Parashat Nasso 5782 / פָּרָשַׁת נָשׂא
Torah Portion: Numbers 4:21-7:89
I have a confession to make: I don’t perform every mitzvah and every ritual that I have it in my power to do. For example, I do not regularly recite the series of prayers after meals that we call Birkat Hamazon, the Blessing for Sustenance. It is certainly a good thing to give thanks for the food that sustains me, but I’ve yet to make it a habit. To begin to make Birkat Hamazon a regular part of my day, I need to stop seeing the ritual as a burden and, instead, see it as an opportunity to express my gratitude.
Like many things that I don’t do, I need to stop moaning and whining and coming up with excuses and embrace the act with a song in my heart. I need to whistle while I work, like one of Snow White’s seven dwarves; raise up a song, like the clan of the Kohatites that carried the sacred vessels of the Tabernacle on their shoulders rather than transport them on a cart (Num. 7:9); like a nursing cow.
Like the clan that carried the sacred vessels on their shoulder and like a nursing cow? Huh?

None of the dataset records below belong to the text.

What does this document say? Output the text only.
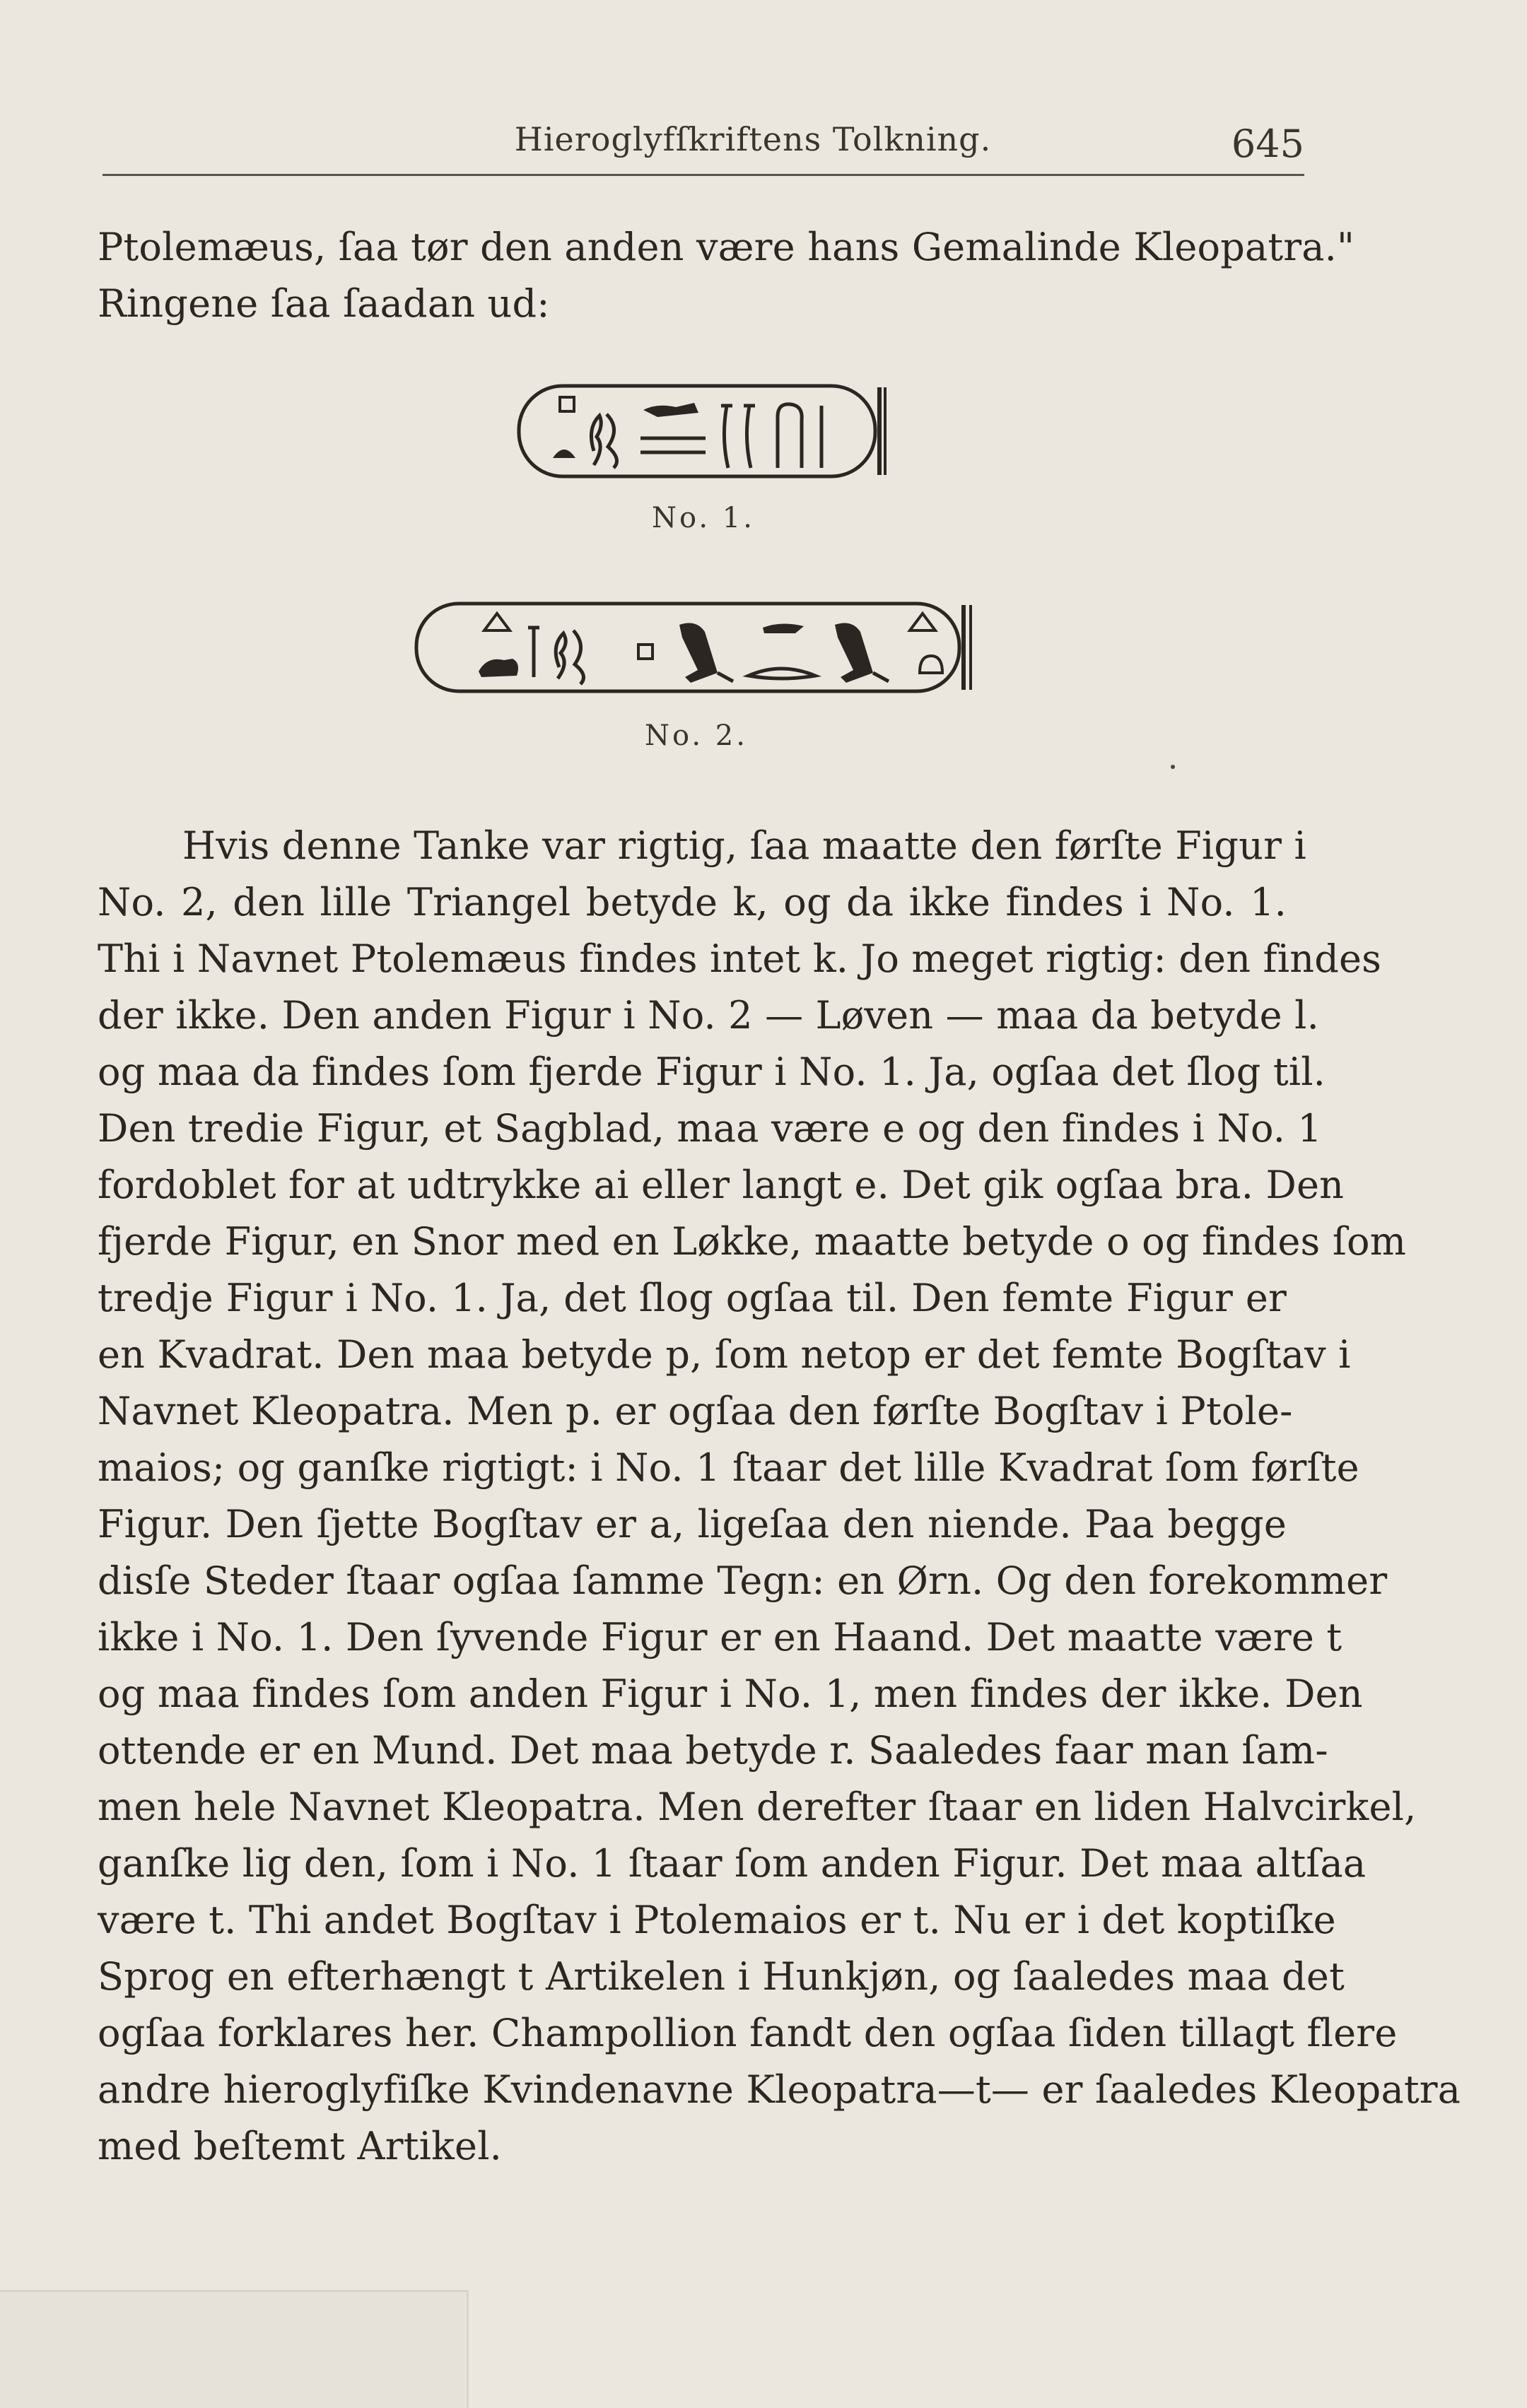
Hieroglyfſkriftens Tolkning.	645
Ptolemæus, ſaa tør den anden være hans Gemalinde Kleopatra."
Ringene ſaa ſaadan ud:
No. 1.
No. 2.
Hvis denne Tanke var rigtig, ſaa maatte den førſte Figur i
No. 2, den lille Triangel betyde k, og da ikke findes i No. 1.
Thi i Navnet Ptolemæus findes intet k. Jo meget rigtig: den findes
der ikke. Den anden Figur i No. 2 — Løven — maa da betyde l.
og maa da findes ſom fjerde Figur i No. 1. Ja, ogſaa det ſlog til.
Den tredie Figur, et Sagblad, maa være e og den findes i No. 1
fordoblet for at udtrykke ai eller langt e. Det gik ogſaa bra. Den
fjerde Figur, en Snor med en Løkke, maatte betyde o og findes ſom
tredje Figur i No. 1. Ja, det ſlog ogſaa til. Den femte Figur er
en Kvadrat. Den maa betyde p, ſom netop er det femte Bogſtav i
Navnet Kleopatra. Men p. er ogſaa den førſte Bogſtav i Ptole-
maios; og ganſke rigtigt: i No. 1 ſtaar det lille Kvadrat ſom førſte
Figur. Den ſjette Bogſtav er a, ligeſaa den niende. Paa begge
disſe Steder ſtaar ogſaa ſamme Tegn: en Ørn. Og den forekommer
ikke i No. 1. Den ſyvende Figur er en Haand. Det maatte være t
og maa findes ſom anden Figur i No. 1, men findes der ikke. Den
ottende er en Mund. Det maa betyde r. Saaledes faar man ſam-
men hele Navnet Kleopatra. Men derefter ſtaar en liden Halvcirkel,
ganſke lig den, ſom i No. 1 ſtaar ſom anden Figur. Det maa altſaa
være t. Thi andet Bogſtav i Ptolemaios er t. Nu er i det koptiſke
Sprog en efterhængt t Artikelen i Hunkjøn, og ſaaledes maa det
ogſaa forklares her. Champollion fandt den ogſaa ſiden tillagt flere
andre hieroglyfiſke Kvindenavne Kleopatra—t— er ſaaledes Kleopatra
med beſtemt Artikel.
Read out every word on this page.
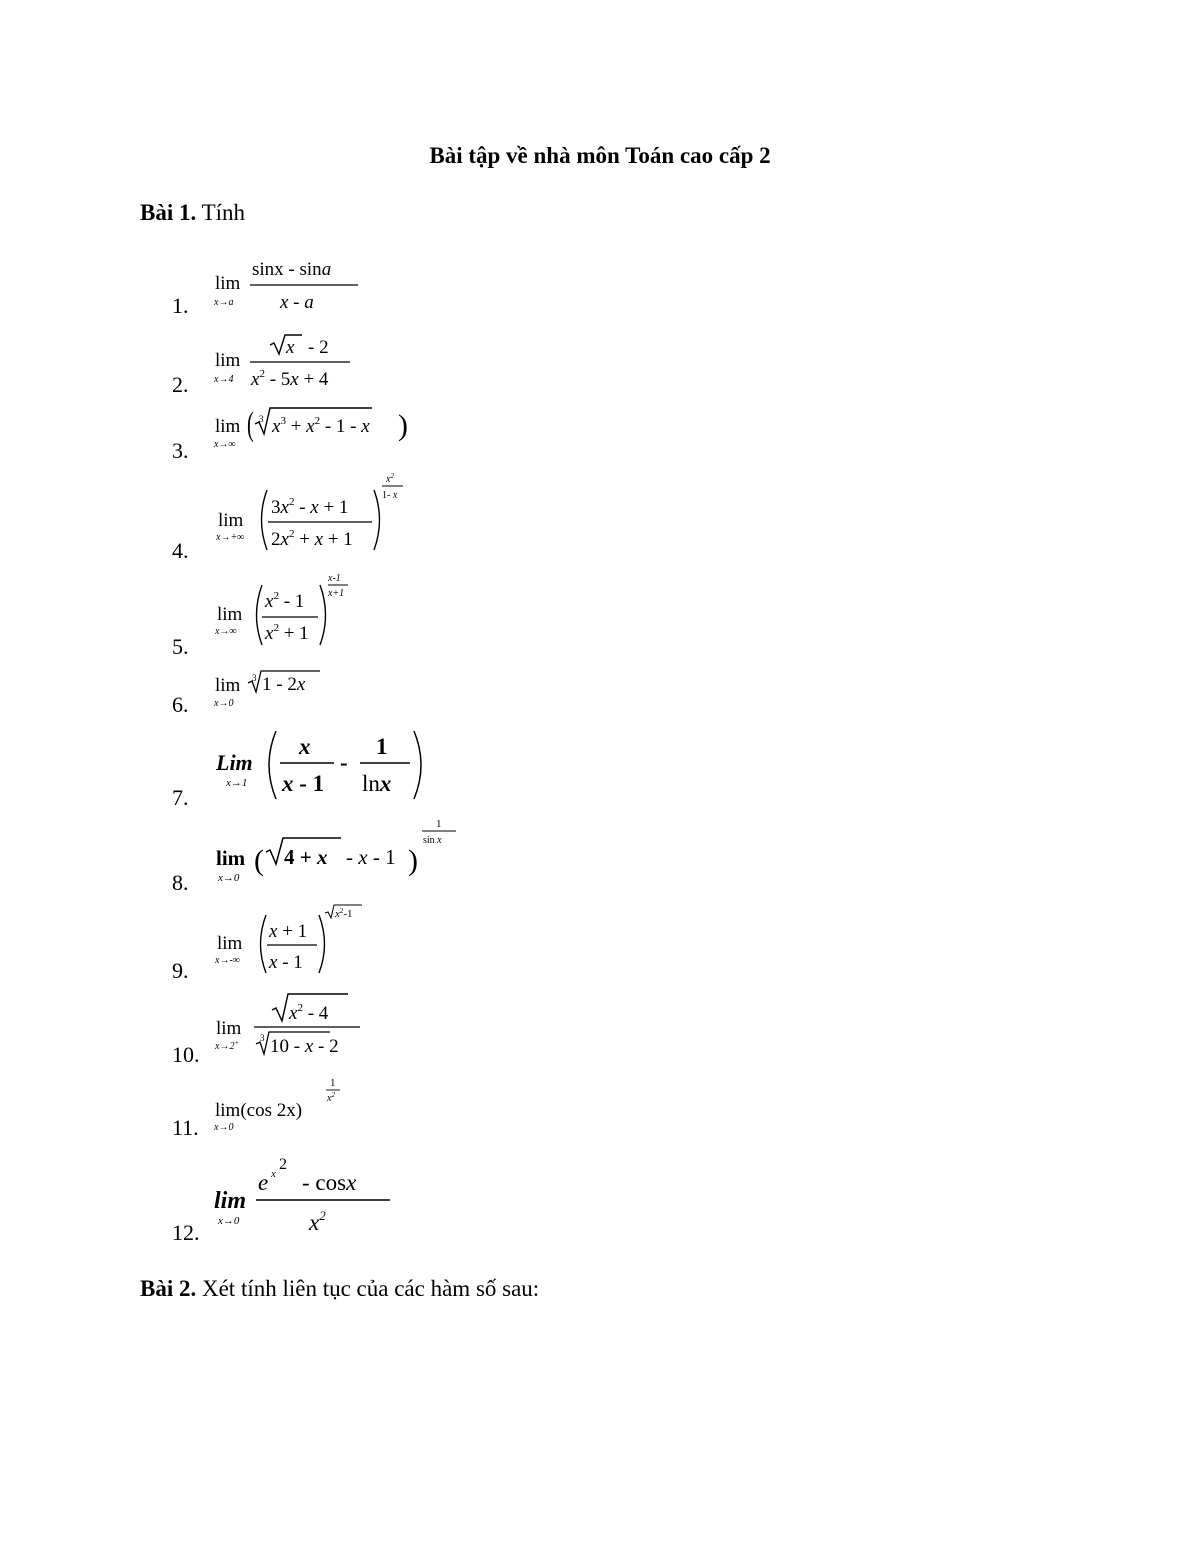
Bài tập về nhà môn Toán cao cấp 2
Bài 1. Tính
1.
lim
x→a
sinx - sina
x - a
2.
lim
x→4
x - 2
$x^2 - 5x + 4$
3.
lim
x→∞
( 3 $x^3 + x^2 - 1 - x$ )
4.
lim
x→+∞
$3x^2 - x + 1$
$2x^2 + x + 1$
$x^2$
1- x
5.
lim
x→∞
$x^2 - 1$
$x^2 + 1$
x-1
x+1
6.
lim
x→0
3 1 - 2x
7.
Lim
x→1
x
x - 1
-
1
lnx
8.
lim
x→0
( 4 + x - x - 1 )
1
sin x
9.
lim
x→-∞
x + 1
x - 1
$x^2-1$
10.
lim
x→2+
$x^2 - 4$
3 10 - x - 2
11.
lim(cos 2x)
x→0
1
$x^2$
12.
lim
x→0
e x
2
- cosx
$x^2$
Bài 2. Xét tính liên tục của các hàm số sau:
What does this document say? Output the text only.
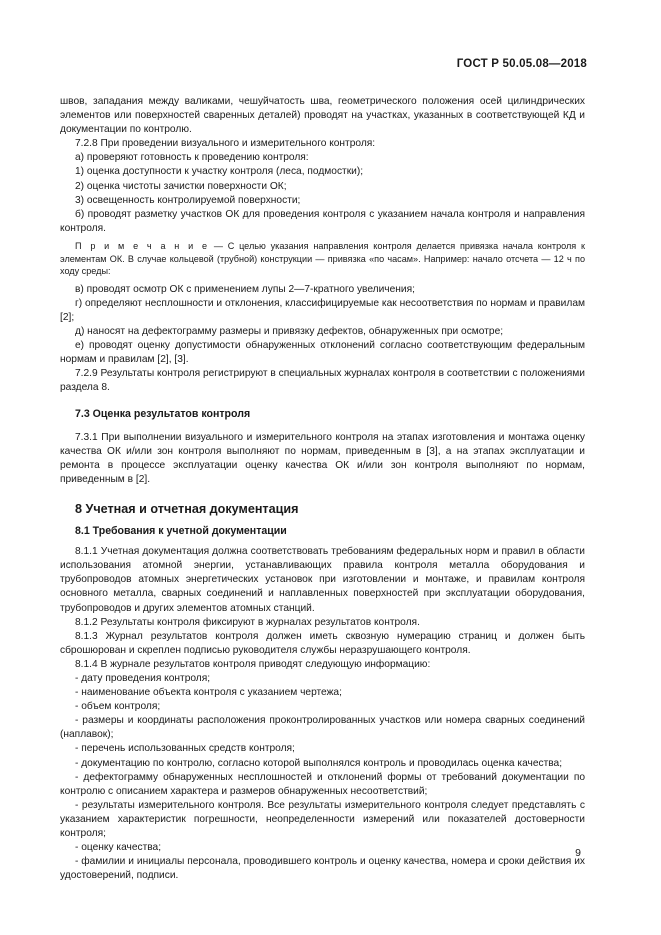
ГОСТ Р 50.05.08—2018

швов, западания между валиками, чешуйчатость шва, геометрического положения осей цилиндрических элементов или поверхностей сваренных деталей) проводят на участках, указанных в соответствующей КД и документации по контролю.

7.2.8 При проведении визуального и измерительного контроля:

а) проверяют готовность к проведению контроля:

1) оценка доступности к участку контроля (леса, подмостки);

2) оценка чистоты зачистки поверхности ОК;

3) освещенность контролируемой поверхности;

б) проводят разметку участков ОК для проведения контроля с указанием начала контроля и направления контроля.

П р и м е ч а н и е — С целью указания направления контроля делается привязка начала контроля к элементам ОК. В случае кольцевой (трубной) конструкции — привязка «по часам». Например: начало отсчета — 12 ч по ходу среды:

в) проводят осмотр ОК с применением лупы 2—7-кратного увеличения;

г) определяют несплошности и отклонения, классифицируемые как несоответствия по нормам и правилам [2];

д) наносят на дефектограмму размеры и привязку дефектов, обнаруженных при осмотре;

е) проводят оценку допустимости обнаруженных отклонений согласно соответствующим федеральным нормам и правилам [2], [3].

7.2.9 Результаты контроля регистрируют в специальных журналах контроля в соответствии с положениями раздела 8.

7.3 Оценка результатов контроля

7.3.1 При выполнении визуального и измерительного контроля на этапах изготовления и монтажа оценку качества ОК и/или зон контроля выполняют по нормам, приведенным в [3], а на этапах эксплуатации и ремонта в процессе эксплуатации оценку качества ОК и/или зон контроля выполняют по нормам, приведенным в [2].

8 Учетная и отчетная документация
8.1 Требования к учетной документации

8.1.1 Учетная документация должна соответствовать требованиям федеральных норм и правил в области использования атомной энергии, устанавливающих правила контроля металла оборудования и трубопроводов атомных энергетических установок при изготовлении и монтаже, и правилам контроля основного металла, сварных соединений и наплавленных поверхностей при эксплуатации оборудования, трубопроводов и других элементов атомных станций.

8.1.2 Результаты контроля фиксируют в журналах результатов контроля.

8.1.3 Журнал результатов контроля должен иметь сквозную нумерацию страниц и должен быть сброшюрован и скреплен подписью руководителя службы неразрушающего контроля.

8.1.4 В журнале результатов контроля приводят следующую информацию:

- дату проведения контроля;

- наименование объекта контроля с указанием чертежа;

- объем контроля;

- размеры и координаты расположения проконтролированных участков или номера сварных соединений (наплавок);

- перечень использованных средств контроля;

- документацию по контролю, согласно которой выполнялся контроль и проводилась оценка качества;

- дефектограмму обнаруженных несплошностей и отклонений формы от требований документации по контролю с описанием характера и размеров обнаруженных несоответствий;

- результаты измерительного контроля. Все результаты измерительного контроля следует представлять с указанием характеристик погрешности, неопределенности измерений или показателей достоверности контроля;

- оценку качества;

- фамилии и инициалы персонала, проводившего контроль и оценку качества, номера и сроки действия их удостоверений, подписи.

9
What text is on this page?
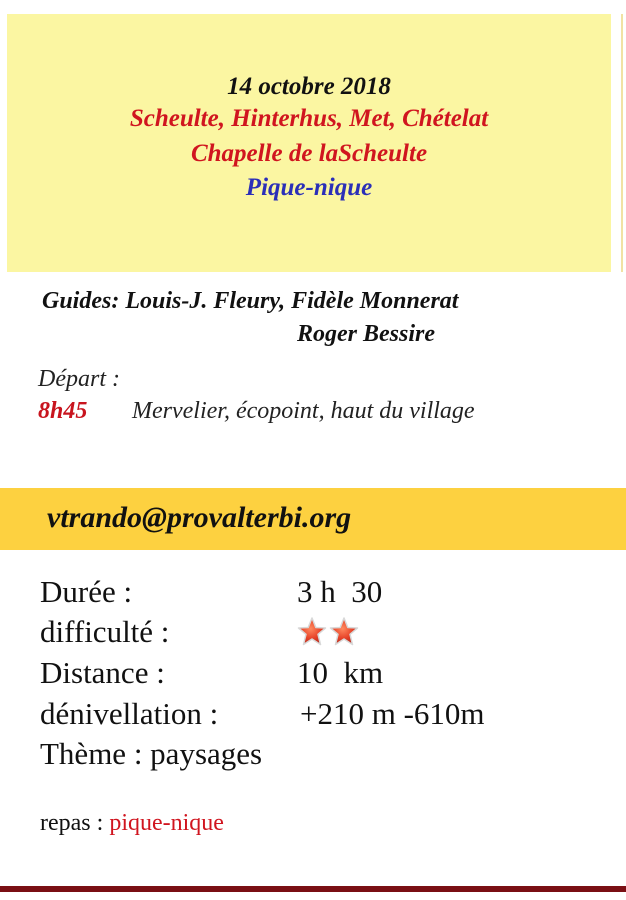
14 octobre 2018
Scheulte, Hinterhus, Met, Chételat
Chapelle de laScheulte
Pique-nique
Guides: Louis-J. Fleury, Fidèle Monnerat
Roger Bessire
Départ :
8h45 Mervelier, écopoint, haut du village
vtrando@provalterbi.org
Durée :	3 h  30
difficulté :
Distance :	10  km
dénivellation :	+210 m -610m
Thème : paysages
repas : pique-nique
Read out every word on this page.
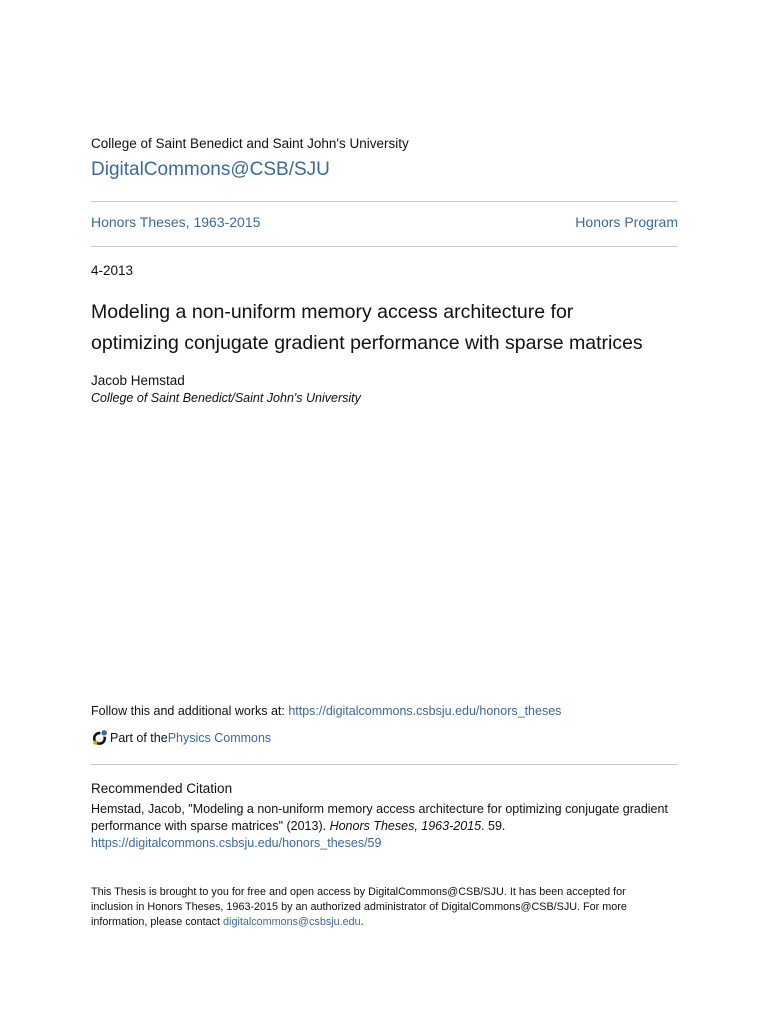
College of Saint Benedict and Saint John's University
DigitalCommons@CSB/SJU
Honors Theses, 1963-2015	Honors Program
4-2013
Modeling a non-uniform memory access architecture for
optimizing conjugate gradient performance with sparse matrices
Jacob Hemstad
College of Saint Benedict/Saint John's University
Follow this and additional works at: https://digitalcommons.csbsju.edu/honors_theses
Part of the Physics Commons
Recommended Citation
Hemstad, Jacob, "Modeling a non-uniform memory access architecture for optimizing conjugate gradient performance with sparse matrices" (2013). Honors Theses, 1963-2015. 59.
https://digitalcommons.csbsju.edu/honors_theses/59
This Thesis is brought to you for free and open access by DigitalCommons@CSB/SJU. It has been accepted for inclusion in Honors Theses, 1963-2015 by an authorized administrator of DigitalCommons@CSB/SJU. For more information, please contact digitalcommons@csbsju.edu.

Rabbi Yehudah Leib Alter, the great hassidic rebbe of Ger, near Warsaw, wrote a five-volume commentary on the Torah called Sefat Emet, the Language of Truth. The Sefat Emet notes that all the other Levitical clans, were charged with transporting all the nuts and bolts, beams and bolts of fabric for the Tabernacle were given oxen and carts to do their jobs, but not the Kohatites. The sacred vessels that they were in charge of, such as the menorah and the laver for washing, were too precious to risk loading onto a wagon and, perhaps, falling off. They had to load the vessels into sacks and carry them on their shoulders with long, heavy poles. Not a fun or painless task. We could imagine them moaning and whining and coming up with excuses to not do their job, but that’s not what they did.
The Sefat Emet says they “raised up a song,” quoting a midrash that, in turn, quoted a verse from Psalms (81:3): “raise up a song and offer a drum; a sweet harp and a lyre.”
Abbi Yehudah Leib Alter asks, “What has song to do with raising things up on one’s shoulder?”
He answers: “This can only be understood by recalling a Samuel 6:12,” where we read that the Philistines had just captured the Ark of the Covenant and God was punishing them with severe illness and death. Realizing what was happening, they loaded the Ark of the Covenant onto a wagon and strapped it to two nursing cows who had never before worn a yoke. If the cows went straight on its way to the Israelites’ camp, they knew God was the source of their suffering. If the cows went some other way, the Philistines would know it was just by chance that they were suffering, and they would have kept the Ark. It so happens that the cows headed toward the Israelites’ camp.
Rabbi Yehudah Leib looks at this verse, I Samuel 6:12, and interprets it to mean that the cows sang as they carried the Ark to Jerusalem.” He gets to this reading by using a Hebrew word play, changing the word “va-yiSHARnah” – “they went straight on their way” – to “vayiSHARu” – “they sang on their way.” He quotes the Zohar, the seminal book of Jewish mysticism or Kabbalah: “Because they were carrying the Ark, they were given the awareness to sing. It was the Ark on their backs that enabled them to sing.”
Rabbi Dr. Arthur Green, who translated and interpreted the Sefat Emet, explains:
The religious life is not meant to be a weight burden, but one that helps us to feel the lightness and joy of knowing God’s presence. The Levite who carries the ark on his shoulder is also – or is therefore – the one who sings! What a great message, and a typically hasidic one: life in God’s service is a life of happiness and fulfillment. Like those privileged cows who merited carrying the Ark of the Lord on their backs, the service of God should so fill us with joy that we cannot keep from breaking into song.Green, Arthur. The Language of Truth: The Torah Commentary of the Sefat Emet. Philadelphia: Jewish Publication Society, 1998, p. 227.
In other words, when we see the performance of mitzvot and rituals – in the case of the Kohatites, carrying a heavy load of sacred vessels on their shoulders – not as a burden to whine about but rather as an opportunity to serve God and know God’s presence, we are filled with light, joy, and song.
I will take this lesson to heart and work on developing the habit of reciting Birkat Hamazon. I invite you to take the lesson to heart, too, and identify a mitzvah or ritual that you’d like to take on. I’m happy to help you learn the right tune.